Dimerization of Ag adatoms on Si(100) at surprisingly low temperature due to adatom migration on top of Si-dimer rows

Abstract

The puzzling experimental observations of Ag addimer formation on the Si(100) surface upon vapor deposition at low temperature, even as low as 140 K, reported by Huang et al. [Phys. Chem. Chem. Phys. 2021, 23, 4161], is explained by facile thermal migration on top of the Si dimer rows, while diffusion is inactive once an Ag adatom lands in one of the optimal binding sites in between dimer rows.

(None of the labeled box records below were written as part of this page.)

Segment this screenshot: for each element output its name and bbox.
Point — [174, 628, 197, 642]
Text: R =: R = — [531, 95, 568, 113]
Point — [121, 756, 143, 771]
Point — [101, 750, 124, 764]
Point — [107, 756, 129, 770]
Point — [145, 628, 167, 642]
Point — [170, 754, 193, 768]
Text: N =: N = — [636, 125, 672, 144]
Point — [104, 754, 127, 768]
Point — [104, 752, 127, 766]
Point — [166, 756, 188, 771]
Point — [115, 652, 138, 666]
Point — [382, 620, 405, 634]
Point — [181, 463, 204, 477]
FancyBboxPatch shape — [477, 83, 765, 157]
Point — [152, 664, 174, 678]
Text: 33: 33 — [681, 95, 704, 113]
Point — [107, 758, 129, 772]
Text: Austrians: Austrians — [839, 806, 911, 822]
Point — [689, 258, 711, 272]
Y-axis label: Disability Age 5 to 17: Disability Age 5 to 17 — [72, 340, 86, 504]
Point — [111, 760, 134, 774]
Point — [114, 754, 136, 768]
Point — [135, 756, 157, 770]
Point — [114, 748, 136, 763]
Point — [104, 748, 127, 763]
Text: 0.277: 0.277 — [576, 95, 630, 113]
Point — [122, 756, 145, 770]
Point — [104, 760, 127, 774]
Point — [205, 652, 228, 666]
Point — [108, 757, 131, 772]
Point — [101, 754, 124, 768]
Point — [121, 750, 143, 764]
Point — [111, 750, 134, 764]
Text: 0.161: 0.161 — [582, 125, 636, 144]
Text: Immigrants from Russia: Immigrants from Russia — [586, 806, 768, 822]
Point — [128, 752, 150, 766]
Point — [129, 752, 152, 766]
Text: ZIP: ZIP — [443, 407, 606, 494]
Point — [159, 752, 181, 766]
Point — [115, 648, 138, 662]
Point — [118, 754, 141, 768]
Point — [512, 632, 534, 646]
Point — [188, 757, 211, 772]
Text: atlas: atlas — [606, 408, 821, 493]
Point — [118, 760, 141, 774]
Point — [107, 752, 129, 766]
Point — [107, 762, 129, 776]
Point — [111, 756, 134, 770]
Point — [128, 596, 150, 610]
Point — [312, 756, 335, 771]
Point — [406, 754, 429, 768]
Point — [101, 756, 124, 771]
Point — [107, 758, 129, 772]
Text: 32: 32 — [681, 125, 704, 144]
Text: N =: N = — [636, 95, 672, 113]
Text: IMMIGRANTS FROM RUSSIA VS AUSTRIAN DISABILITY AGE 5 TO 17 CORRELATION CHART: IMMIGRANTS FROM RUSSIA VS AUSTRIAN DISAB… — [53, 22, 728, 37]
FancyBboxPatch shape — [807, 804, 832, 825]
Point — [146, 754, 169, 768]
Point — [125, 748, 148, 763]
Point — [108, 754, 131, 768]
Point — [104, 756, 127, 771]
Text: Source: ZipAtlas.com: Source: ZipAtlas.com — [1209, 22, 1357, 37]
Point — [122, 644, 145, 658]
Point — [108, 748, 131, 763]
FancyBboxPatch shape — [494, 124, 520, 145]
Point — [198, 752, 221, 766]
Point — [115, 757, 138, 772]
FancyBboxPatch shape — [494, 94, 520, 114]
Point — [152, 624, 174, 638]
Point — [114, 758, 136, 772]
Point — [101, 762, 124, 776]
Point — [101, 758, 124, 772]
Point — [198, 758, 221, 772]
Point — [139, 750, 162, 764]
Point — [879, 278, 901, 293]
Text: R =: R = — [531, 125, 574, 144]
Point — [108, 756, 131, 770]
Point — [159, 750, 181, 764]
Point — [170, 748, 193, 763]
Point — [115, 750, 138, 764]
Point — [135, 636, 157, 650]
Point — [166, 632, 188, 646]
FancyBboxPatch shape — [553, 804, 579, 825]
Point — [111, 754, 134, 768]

The previously hypothesized transient mobility due to the hot spot formed as an Ag atom lands on the Si surface is found not to contribute significantly to mobility and dimer formation. The experimental conditions are simulated by a combination of classical dynamics calculations of the deposition events, systematic searches of saddle points representing transition states for thermally activated events and kinetic Monte Carlo simulations of long timescale evolution of the system over a temperature range from 100 K to 300 K. While the calculated energy barriers for diffusion parallel and perpendicular to the Si dimer rows are found to be nearly equal, indicating isotropic diffusion, the simulations show highly anisotropic diffusion, as the optimal migration mechanism involves multiple hops of Ag adatoms on top of Si dimer rows. Impinging Ag atoms are found to have a 90% chance of landing on top of a dimer row and while the hot spot created cools down too fast for transient mobility to play an important role, the energy barrier for thermally activated hops along the dimer row is low enough for migration to be active even at 100 K. A migrating Ag adatom can dimerise with another Ag adatom sitting at a stable binding site in between rows or another adatom on top of the same row. The simulations for deposition at 140 K show that most of the deposited Ag atoms end up forming dimers.